Текст книги "Льгота"
Автор книги: Иван Лепин
сообщить о нарушении
Текущая страница: 1 (всего у книги 5 страниц)
Иван Лепин
ЛЬГОТА
1
Варваровка – село старинное. Основано было оно еще в конце семнадцатого века, а название получило от церкви в честь Варвары Великомученицы. Все в садах, вдоль улиц высажены рябины, клены, ракиты; почти у каждого крыльца – сирень.
Один конец села стоит на невысоком взлобке, другой – позже застроенный – равнинный. Сразу за селом начинается заливной луг, может с километр в ширину. А за лугом течет соловьиная речка Светлица, то тихая, спокойная, как ласковый ребенок, то – местами – быстрая, темная, с опасными водоворотами.
Летом на речке, особенно на белопесчаном, варваринском, берегу, всегда людно: купаются, загорают приезжие отпускники, сельские ребятишки. Да и взрослые колхозники на машинах, на лошадях, велосипедах, а то и на тракторах едут сюда в обеденный час остыть, охладиться от жары, смыть с себя едкий соленый пот.

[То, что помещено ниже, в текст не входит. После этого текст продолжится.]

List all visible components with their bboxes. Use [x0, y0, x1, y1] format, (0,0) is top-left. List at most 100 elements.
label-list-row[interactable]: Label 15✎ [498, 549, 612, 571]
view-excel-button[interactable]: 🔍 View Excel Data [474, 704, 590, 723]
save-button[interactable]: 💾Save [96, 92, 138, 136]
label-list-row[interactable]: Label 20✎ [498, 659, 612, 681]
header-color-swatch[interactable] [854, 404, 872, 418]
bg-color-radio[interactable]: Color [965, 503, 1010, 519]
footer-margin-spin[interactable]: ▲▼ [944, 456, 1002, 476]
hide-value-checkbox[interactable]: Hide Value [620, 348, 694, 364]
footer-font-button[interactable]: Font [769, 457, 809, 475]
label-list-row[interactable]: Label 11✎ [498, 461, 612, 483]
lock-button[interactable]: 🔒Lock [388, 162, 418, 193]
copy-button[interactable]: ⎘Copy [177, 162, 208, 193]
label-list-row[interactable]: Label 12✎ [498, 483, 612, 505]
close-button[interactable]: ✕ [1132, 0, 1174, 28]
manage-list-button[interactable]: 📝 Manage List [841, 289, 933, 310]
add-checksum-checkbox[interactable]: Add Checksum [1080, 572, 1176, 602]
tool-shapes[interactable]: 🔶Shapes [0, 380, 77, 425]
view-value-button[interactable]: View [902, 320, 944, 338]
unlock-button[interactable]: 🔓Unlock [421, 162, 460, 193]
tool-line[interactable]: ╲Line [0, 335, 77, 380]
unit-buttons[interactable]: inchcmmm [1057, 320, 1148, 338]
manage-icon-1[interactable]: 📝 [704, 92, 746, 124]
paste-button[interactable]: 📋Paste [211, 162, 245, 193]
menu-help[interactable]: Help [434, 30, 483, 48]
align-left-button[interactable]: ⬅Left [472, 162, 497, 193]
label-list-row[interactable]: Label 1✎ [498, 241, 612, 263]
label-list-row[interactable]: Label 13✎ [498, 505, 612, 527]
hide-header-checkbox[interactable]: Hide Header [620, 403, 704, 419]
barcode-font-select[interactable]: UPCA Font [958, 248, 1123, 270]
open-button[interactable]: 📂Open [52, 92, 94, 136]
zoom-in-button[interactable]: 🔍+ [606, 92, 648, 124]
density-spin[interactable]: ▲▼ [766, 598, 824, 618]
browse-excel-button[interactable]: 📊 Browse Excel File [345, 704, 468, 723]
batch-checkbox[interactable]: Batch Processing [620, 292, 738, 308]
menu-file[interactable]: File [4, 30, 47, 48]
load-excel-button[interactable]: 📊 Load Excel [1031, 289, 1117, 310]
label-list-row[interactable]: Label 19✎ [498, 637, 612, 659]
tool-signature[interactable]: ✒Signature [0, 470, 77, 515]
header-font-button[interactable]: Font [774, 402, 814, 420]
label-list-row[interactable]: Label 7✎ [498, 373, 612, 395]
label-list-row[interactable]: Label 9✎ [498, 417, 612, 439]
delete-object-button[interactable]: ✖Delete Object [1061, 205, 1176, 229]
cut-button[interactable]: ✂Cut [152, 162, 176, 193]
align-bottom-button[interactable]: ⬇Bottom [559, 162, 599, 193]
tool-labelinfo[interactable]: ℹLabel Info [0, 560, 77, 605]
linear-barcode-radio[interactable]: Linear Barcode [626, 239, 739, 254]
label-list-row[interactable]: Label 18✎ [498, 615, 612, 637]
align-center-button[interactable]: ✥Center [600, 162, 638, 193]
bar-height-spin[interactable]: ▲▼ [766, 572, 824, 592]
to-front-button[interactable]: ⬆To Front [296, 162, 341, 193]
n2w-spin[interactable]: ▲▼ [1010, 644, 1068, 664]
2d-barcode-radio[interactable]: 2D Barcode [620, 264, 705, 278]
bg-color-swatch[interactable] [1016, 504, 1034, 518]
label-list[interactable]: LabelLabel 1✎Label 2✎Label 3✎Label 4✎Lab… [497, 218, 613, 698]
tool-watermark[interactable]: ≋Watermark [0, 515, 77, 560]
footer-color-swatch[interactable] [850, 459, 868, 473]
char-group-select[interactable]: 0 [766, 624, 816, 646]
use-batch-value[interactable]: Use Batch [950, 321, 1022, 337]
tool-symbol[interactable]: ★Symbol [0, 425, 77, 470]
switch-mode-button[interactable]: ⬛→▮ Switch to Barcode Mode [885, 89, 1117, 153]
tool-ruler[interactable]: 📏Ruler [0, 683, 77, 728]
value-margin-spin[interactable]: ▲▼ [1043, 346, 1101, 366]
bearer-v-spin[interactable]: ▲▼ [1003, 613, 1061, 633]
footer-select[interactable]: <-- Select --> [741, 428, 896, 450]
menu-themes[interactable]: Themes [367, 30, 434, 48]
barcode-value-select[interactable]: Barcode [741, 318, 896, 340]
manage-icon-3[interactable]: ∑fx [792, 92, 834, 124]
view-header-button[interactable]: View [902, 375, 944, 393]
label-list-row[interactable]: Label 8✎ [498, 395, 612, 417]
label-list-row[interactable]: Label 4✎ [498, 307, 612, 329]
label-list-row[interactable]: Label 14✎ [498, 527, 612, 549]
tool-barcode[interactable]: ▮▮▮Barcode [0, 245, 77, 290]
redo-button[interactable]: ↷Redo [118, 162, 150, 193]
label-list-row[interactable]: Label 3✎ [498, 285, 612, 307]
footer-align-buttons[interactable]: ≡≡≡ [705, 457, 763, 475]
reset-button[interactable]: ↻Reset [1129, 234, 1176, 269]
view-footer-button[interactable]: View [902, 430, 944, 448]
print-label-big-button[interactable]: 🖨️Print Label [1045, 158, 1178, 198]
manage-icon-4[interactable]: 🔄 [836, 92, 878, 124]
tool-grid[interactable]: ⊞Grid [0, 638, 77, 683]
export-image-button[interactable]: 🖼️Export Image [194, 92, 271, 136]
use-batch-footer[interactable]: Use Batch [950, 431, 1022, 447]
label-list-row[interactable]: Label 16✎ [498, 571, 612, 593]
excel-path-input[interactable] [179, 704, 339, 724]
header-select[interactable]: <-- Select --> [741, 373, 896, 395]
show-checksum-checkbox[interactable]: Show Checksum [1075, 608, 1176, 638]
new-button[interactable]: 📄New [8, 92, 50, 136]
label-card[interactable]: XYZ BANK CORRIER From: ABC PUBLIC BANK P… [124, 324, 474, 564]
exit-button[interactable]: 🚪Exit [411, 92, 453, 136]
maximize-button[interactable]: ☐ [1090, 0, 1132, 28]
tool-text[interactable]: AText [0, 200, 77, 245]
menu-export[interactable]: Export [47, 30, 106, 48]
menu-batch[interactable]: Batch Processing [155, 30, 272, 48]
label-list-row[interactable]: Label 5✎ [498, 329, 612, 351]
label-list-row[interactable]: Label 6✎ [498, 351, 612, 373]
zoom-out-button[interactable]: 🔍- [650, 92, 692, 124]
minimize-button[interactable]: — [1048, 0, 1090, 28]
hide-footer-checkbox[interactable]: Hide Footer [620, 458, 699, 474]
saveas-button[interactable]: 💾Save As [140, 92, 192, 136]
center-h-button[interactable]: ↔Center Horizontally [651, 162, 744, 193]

В кустах на противоположном – более крутом – берегу прячутся рыбаки, чаще заезжие, чем свои. У своих в летнюю пору времени в обрез, и если кому уж очень загриптится отведать окуневой ухи, жареного леща или щуки, берет сеточку и рано утром или вечером отправляется за верной добычей – подальше от села, от посторонних глаз.
Заядлый рыбак Илья Трофимович Чевычелов промышлял сетью редко. Разве лишь когда наезжали неожиданные гости. Обычно же он обходился удочками. Было их у него с десяток – на самую разную рыбу. Обжил он одно – с прикормом – место на том берегу, под старой ракитой, и с утренней или с вечерней зорьки никогда не возвращался с пустыми руками.
Нынешним летом Илья Трофимович редко бывал за Светлицей – было не до рыбалки. Пошла неожиданно его жизнь наперекосяк, от постоянных тяжелых мыслей болела голова, и чувствовал он себя в Варваровке не местным жителем и не приезжим. Временным квартирантом каким-то.
Правда, прикорм возил Илья Трофимович постоянно. Переправлялся через реку на чужой лодке – своя рассохлась и смолить ее не было у Чевычелова никакого желания. Место же он берег для своего старшего брата Андрея, жившего в Пензе, но каждое лето непременно приезжавшего в родные края.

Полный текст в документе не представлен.